De ochtend [na het optreden] bespraken we de vorderingen in zijn
hotelkamer. Bob is erg spraakzaam, zolang je het maar niet hebt over het
onderwerp ‘Bob Dylan’. Dat voelde ik instinctief aan en we hadden het zelfs
over Bob Dylan in de derde persoon. Hij is geïnteresseerd in kunst. We hadden
het er veel over. Gewone gesprekken met een gewone vent, die toevallig geniaal
is wanneer hij zijn vak uitoefent.”
Naast de
pastel met de handen, levert Wright nog twee pasteltekeningen in voor de
binnenhoes: beide zijn gebaseerd op foto’s die hij maakte tijdens live
optredens van de gospeltour.
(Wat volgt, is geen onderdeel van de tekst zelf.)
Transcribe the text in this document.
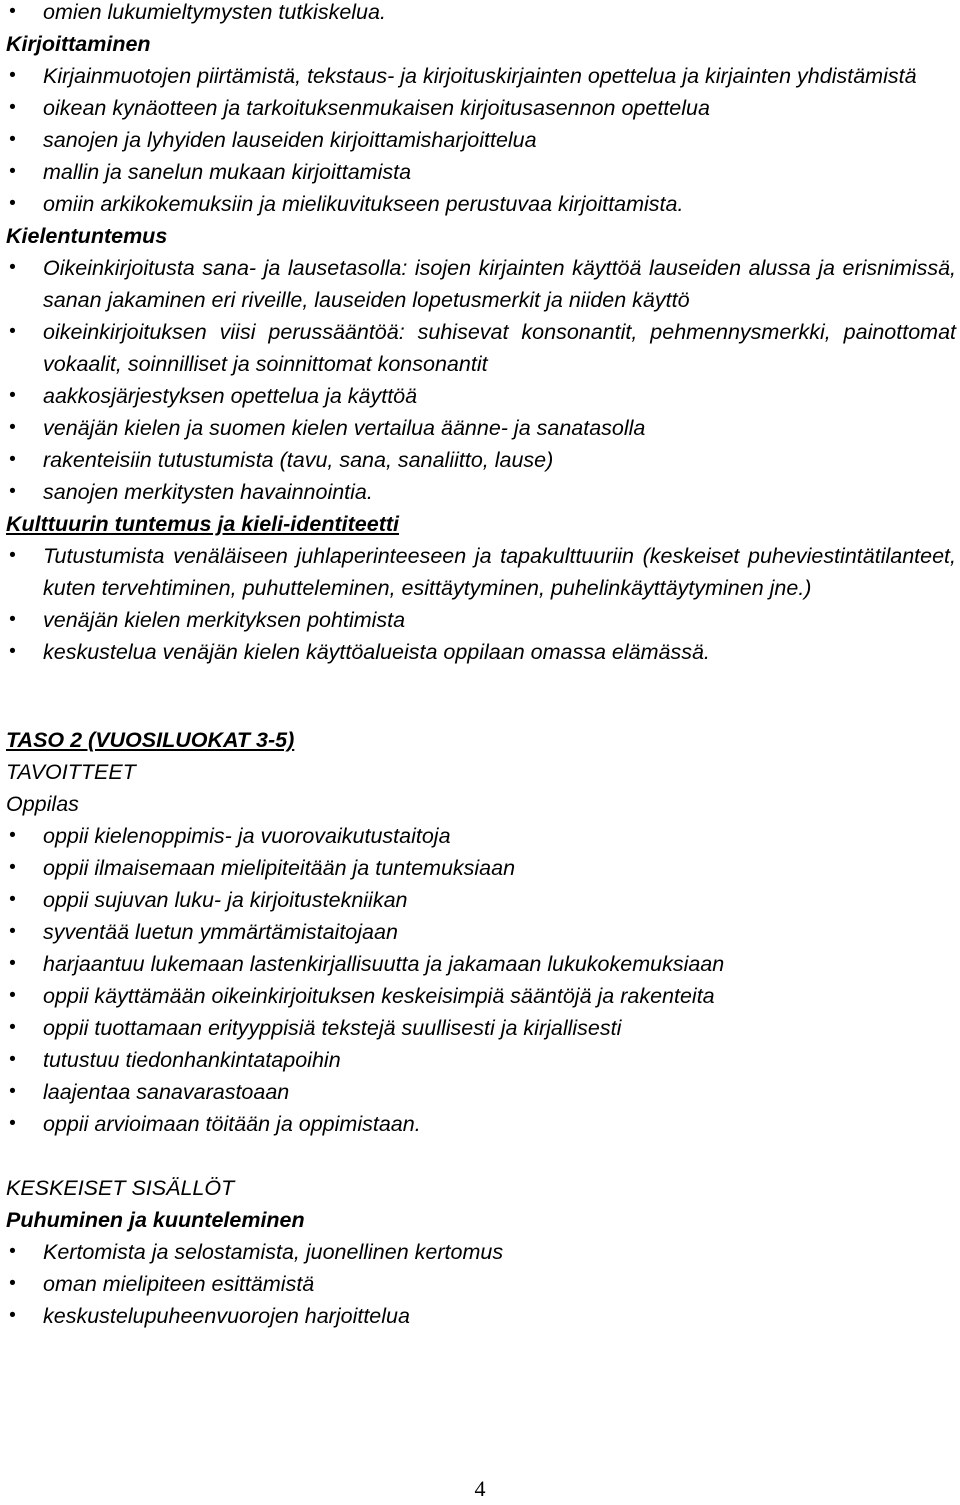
• omien lukumieltymysten tutkiskelua.
Kirjoittaminen
• Kirjainmuotojen piirtämistä, tekstaus- ja kirjoituskirjainten opettelua ja kirjainten yhdistämistä
• oikean kynäotteen ja tarkoituksenmukaisen kirjoitusasennon opettelua
• sanojen ja lyhyiden lauseiden kirjoittamisharjoittelua
• mallin ja sanelun mukaan kirjoittamista
• omiin arkikokemuksiin ja mielikuvitukseen perustuvaa kirjoittamista.
Kielentuntemus
• Oikeinkirjoitusta sana- ja lausetasolla: isojen kirjainten käyttöä lauseiden alussa ja erisnimissä, sanan jakaminen eri riveille, lauseiden lopetusmerkit ja niiden käyttö
• oikeinkirjoituksen viisi perussääntöä: suhisevat konsonantit, pehmennysmerkki, painottomat vokaalit, soinnilliset ja soinnittomat konsonantit
• aakkosjärjestyksen opettelua ja käyttöä
• venäjän kielen ja suomen kielen vertailua äänne- ja sanatasolla
• rakenteisiin tutustumista (tavu, sana, sanaliitto, lause)
• sanojen merkitysten havainnointia.
Kulttuurin tuntemus ja kieli-identiteetti
• Tutustumista venäläiseen juhlaperinteeseen ja tapakulttuuriin (keskeiset puheviestintätilanteet, kuten tervehtiminen, puhutteleminen, esittäytyminen, puhelinkäyttäytyminen jne.)
• venäjän kielen merkityksen pohtimista
• keskustelua venäjän kielen käyttöalueista oppilaan omassa elämässä.
TASO 2 (VUOSILUOKAT 3-5)
TAVOITTEET
Oppilas
• oppii kielenoppimis- ja vuorovaikutustaitoja
• oppii ilmaisemaan mielipiteitään ja tuntemuksiaan
• oppii sujuvan luku- ja kirjoitustekniikan
• syventää luetun ymmärtämistaitojaan
• harjaantuu lukemaan lastenkirjallisuutta ja jakamaan lukukokemuksiaan
• oppii käyttämään oikeinkirjoituksen keskeisimpiä sääntöjä ja rakenteita
• oppii tuottamaan erityyppisiä tekstejä suullisesti ja kirjallisesti
• tutustuu tiedonhankintatapoihin
• laajentaa sanavarastoaan
• oppii arvioimaan töitään ja oppimistaan.
KESKEISET SISÄLLÖT
Puhuminen ja kuunteleminen
• Kertomista ja selostamista, juonellinen kertomus
• oman mielipiteen esittämistä
• keskustelupuheenvuorojen harjoittelua
4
Daarnaast zijn er ook twee foto’s van Arthur
Rosato, gemaakt tijdens diezelfde tournee.
De platenmaatschappij toont zich echter niet gelukkig met de nieuwe
richting die Dylan is ingeslagen. De houding is ronduit vijandig. “Toen de plaat klaar was, waren ze zo onbeschoft, zo gemeen over Bob
Dylan… Ze zeiden dat ze geen promotie zouden doen voor deze plaat – alweer een
religieuze plaat. […] Ik hoorde hoe die mensen, de hoge piefen bij CBS,
praatten over hem alsof… ‘Hij kan de boom in’. Zoiets.”
Ook de
voorgestelde hoes vinden ze maar niets.
“Ik denk dat het zwaar ingaat tegen Joodse gevoeligheden.”
Andere hoes
Zodra de
platenmaatschappij de kans krijgt, vervangen ze de hoes door een van de andere
pastels van Wright, waarop Dylan op een podium harmonica speelt. Dat gebeurt
ergens in 1985, voor de hoezen van de vinylplaten in de Verenigde Staten en
Spanje.
“Ze hebben het
altijd gehaat,” weet Tony Wright. “Echt gehaat. Ze zaten er op te wachten.”
Ook wanneer Saved later op cd
wordt uitgebracht, blijft het onderscheid aangehouden: terwijl in de rest van
de wereld meestal de oorspronkelijke hoes behouden blijft, gebruikt men in de
Verenigde Staten de aangepaste versie. Pas in november 2013, bij de boxset The Complete Album Collection Vol. One, verschijnt
de cd er voor het eerst met de oorspronkelijk hoes.